Mort du président iranien : le gouvernement officialise le décès d’Ebrahim Raïssi, après le crash de son hélicoptère

Mort du président iranien : le gouvernement officialise le décès d’Ebrahim Raïssi, après le crash de son hélicoptère

Le président iranien Ebrahim Raïssi est mort à l’âge de 63 ans, ce dimanche 19 mai, après le crash de son hélicoptère présidentiel dans la province de l’Azerbaïdjan oriental. Un « accident », selon les autorités iraniennes, alors que la tension entre le régime des mollahs et Israël est très élevée, sur fond de guerre à Gaza depuis le 7 octobre dernier.

Dans un communiqué publié ce lundi matin, le gouvernement iranien a assuré que le décès d’Ebrahim Raïssi, qui n’avait été jusque-là annoncé que par des médias d’État, n’allait pas entraîner « la moindre perturbation dans l’administration » du pays. « Le président du peuple iranien, travailleur et infatigable, (…) a sacrifié sa vie pour la nation », a réagi le gouvernement. « Nous assurons à la nation loyale que, avec l’aide de Dieu et le soutien du peuple, il n’y aura pas la moindre perturbation dans l’administration du pays », a-t-il ajouté. Dans une interview au média d’Etat iranien Mehr, le vice-président Mohsen Mansouri a également confirmé ce décès, ainsi que celui de ceux qui accompagnaient Ebrahim Raïssi, lors du crash.

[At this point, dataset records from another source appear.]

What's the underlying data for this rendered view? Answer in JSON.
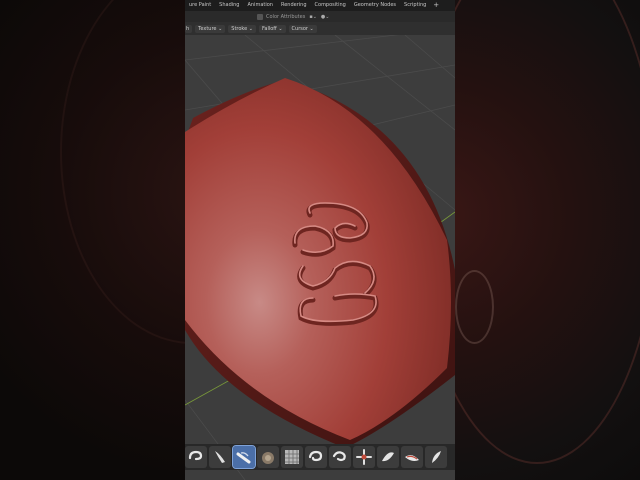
{
  "workspace_tabs": [
    {
      "label": "ure Paint"
    },
    {
      "label": "Shading"
    },
    {
      "label": "Animation"
    },
    {
      "label": "Rendering"
    },
    {
      "label": "Compositing"
    },
    {
      "label": "Geometry Nodes"
    },
    {
      "label": "Scripting"
    },
    {
      "label": "+"
    }
  ],
  "header": {
    "color_attributes_label": "Color Attributes"
  },
  "tool_header": {
    "menus": [
      {
        "label": "h"
      },
      {
        "label": "Texture ⌄"
      },
      {
        "label": "Stroke ⌄"
      },
      {
        "label": "Falloff ⌄"
      },
      {
        "label": "Cursor ⌄"
      }
    ]
  },
  "toolshelf": {
    "tools": [
      {
        "icon": "draw-brush-icon"
      },
      {
        "icon": "clay-strips-brush-icon"
      },
      {
        "icon": "crease-brush-icon",
        "active": true
      },
      {
        "icon": "smooth-brush-icon"
      },
      {
        "icon": "scrape-texture-brush-icon"
      },
      {
        "icon": "grab-brush-icon"
      },
      {
        "icon": "snake-hook-brush-icon"
      },
      {
        "icon": "pose-brush-icon"
      },
      {
        "icon": "flatten-brush-icon"
      },
      {
        "icon": "blob-brush-icon"
      },
      {
        "icon": "pinch-brush-icon"
      }
    ]
  },
  "colors": {
    "mesh_red": "#a8423c",
    "viewport_bg": "#3d3d3d",
    "active_tool": "#4b6fa8"
  }
}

Cet ultraconservateur a été élu en juin 2021 à la tête de la République islamique d’Iran, soutenu par le régime conservateur en place, au premier tour d’un scrutin, marqué par une abstention record. Toujours coiffé de son turban noir et vêtu d’un long manteau de religieux, il avait succédé au modéré Hassan Rohani, qui l’avait battu à la présidentielle de 2017 et ne pouvait plus se représenter après deux mandats consécutifs.

Adversaire résolu d’Israël
En mars dernier, Ebrahim Raïssi est sorti renforcé à l’issue des législatives, premier scrutin national depuis le mouvement de contestation qui a secoué l’Iran fin 2022 à la suite du décès de Mahsa Amini, une jeune femme arrêtée pour non-respect du code vestimentaire strict de la République islamique. Le président iranien s’était alors félicité d’ « un nouvel échec historique infligé aux ennemis de l’Iran après les émeutes » de 2022.

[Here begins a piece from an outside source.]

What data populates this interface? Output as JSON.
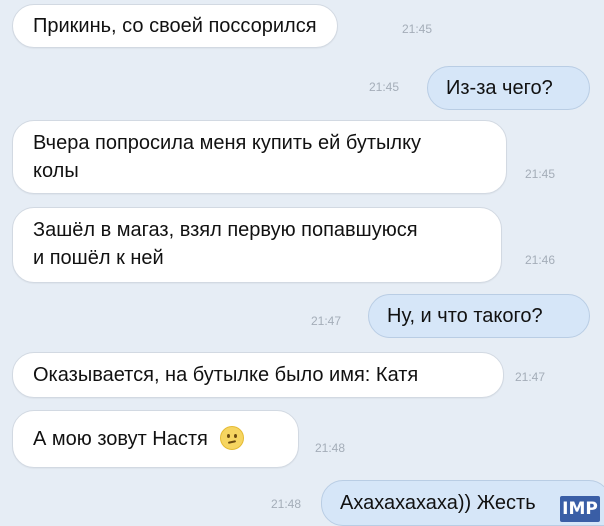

Le Parlement, qui entrera en fonction le 27 mai, sera très largement sous le contrôle des camps conservateurs et ultraconservateurs, qui soutiennent son gouvernement.

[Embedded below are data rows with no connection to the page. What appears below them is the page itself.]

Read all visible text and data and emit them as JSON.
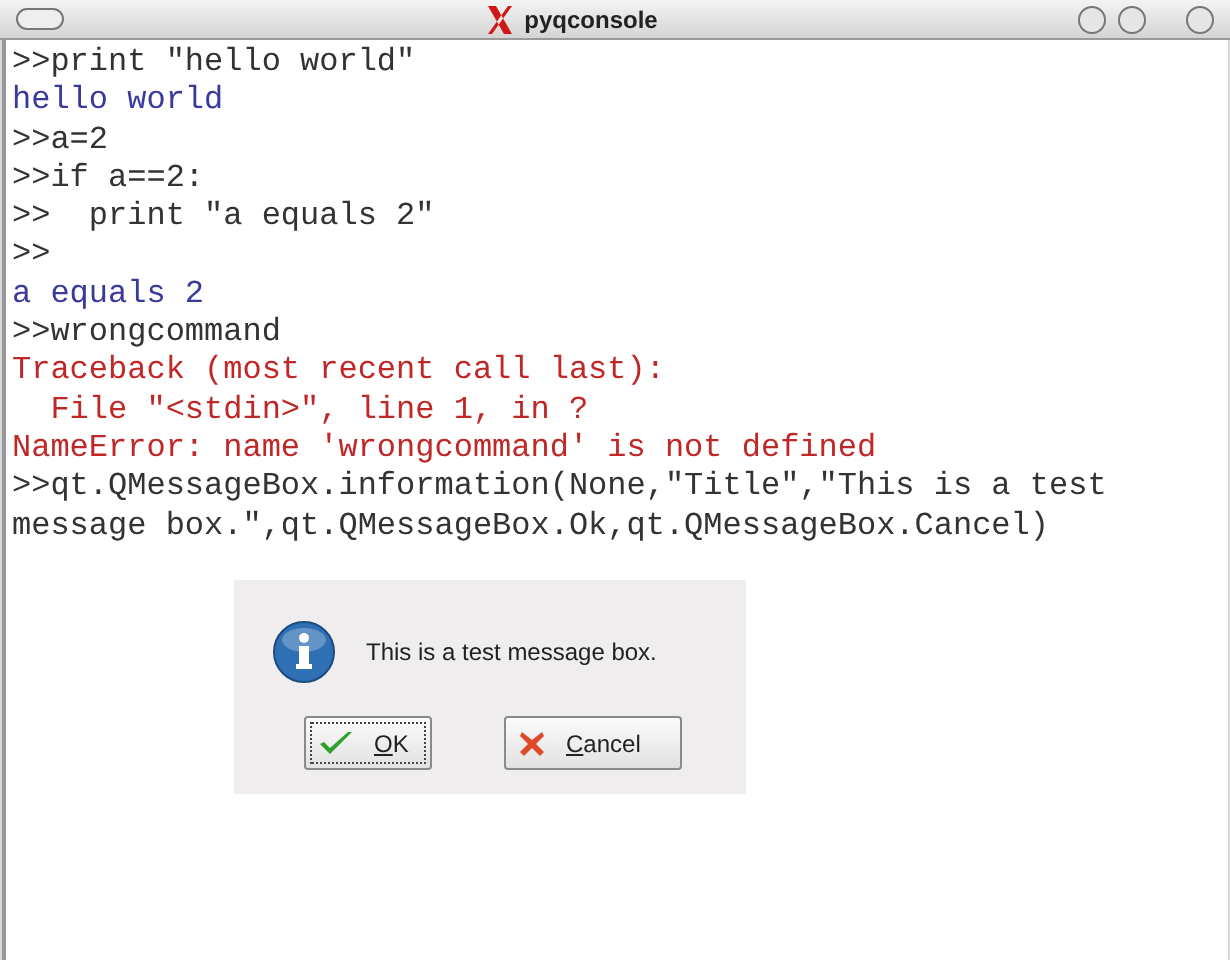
{
  "window": {
    "title": "pyqconsole"
  },
  "console": {
    "lines": [
      {
        "kind": "input",
        "text": ">>print \"hello world\""
      },
      {
        "kind": "output",
        "text": "hello world"
      },
      {
        "kind": "input",
        "text": ">>a=2"
      },
      {
        "kind": "input",
        "text": ">>if a==2:"
      },
      {
        "kind": "input",
        "text": ">>  print \"a equals 2\""
      },
      {
        "kind": "input",
        "text": ">>"
      },
      {
        "kind": "output",
        "text": "a equals 2"
      },
      {
        "kind": "input",
        "text": ">>wrongcommand"
      },
      {
        "kind": "error",
        "text": "Traceback (most recent call last):"
      },
      {
        "kind": "error",
        "text": "  File \"<stdin>\", line 1, in ?"
      },
      {
        "kind": "error",
        "text": "NameError: name 'wrongcommand' is not defined"
      },
      {
        "kind": "input",
        "text": ">>qt.QMessageBox.information(None,\"Title\",\"This is a test"
      },
      {
        "kind": "input",
        "text": "message box.\",qt.QMessageBox.Ok,qt.QMessageBox.Cancel)"
      }
    ]
  },
  "dialog": {
    "message": "This is a test message box.",
    "buttons": [
      {
        "kind": "ok",
        "label": "OK",
        "focused": true,
        "underline_first": true
      },
      {
        "kind": "cancel",
        "label": "Cancel",
        "focused": false,
        "underline_first": true
      }
    ]
  }
}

Ces derniers mois, Ebrahim Raïssi s’est présenté comme un adversaire résolu d’Israël, l’ennemi juré de la République islamique, en apportant son soutien au mouvement islamiste palestinien Hamas depuis le début, le 7 octobre, de la guerre qu’Israël lui livre dans la bande de Gaza. Il a ainsi justifié l’attaque inédite lancée par l’Iran le 13 avril contre Israël, avec 350 drones et missiles, dont la plupart ont été interceptés avec l’aide des États-Unis et de plusieurs autres pays alliés.

Considéré comme le futur Guide suprême
Né en novembre 1960 dans la ville sainte chiite de Machhad (nord-est), Ebrahim Raïssi a monté durant trois décennies les échelons du système judiciaire, après avoir été nommé procureur général de Karaj, près de Téhéran, à seulement 20 ans, dans la foulée de la victoire de la Révolution islamique de 1979.

Procureur-adjoint de Téhéran à partir de 1985, il a participé à la répression et aux exécutions massives d’opposants en 1988. C’est à ce titre qu’en 2019 il a été inscrit par Washington sur la liste noire des responsables iraniens, soupçonné de « complicité de graves violations des droits humains ». Il a ensuite été procureur général de Téhéran de 1989 à 1994, puis chef adjoint de l’Autorité judiciaire de 2004 à 2014, année de sa nomination au poste de procureur général du pays.

En 2016, le guide suprême Ali Khamenei l’a placé à la tête de la puissante fondation caritative Astan-é Qods Razavi, qui gère le mausolée de l’Imam-Réza à Machhad ainsi qu’un immense patrimoine industriel et immobilier. Trois ans plus tard, il prend la tête de l’Autorité judiciaire. Disciple assidu des cours de théologie du Guide suprême Ali Khamenei, devenu proche parmi les proches, Ebrahim Raïssi était présenté depuis 2017 comme son probable successeur.

Marié à Jamileh Alamolhoda, professeure de sciences de l’éducation à l’université Chahid-Béhechti de Téhéran, avec laquelle il a eu deux filles diplômées du supérieur, M. Raïssi est le gendre d’Ahmad Alamolhoda, imam de la prière et représentant provincial du Guide à Machhad, deuxième ville d’Iran.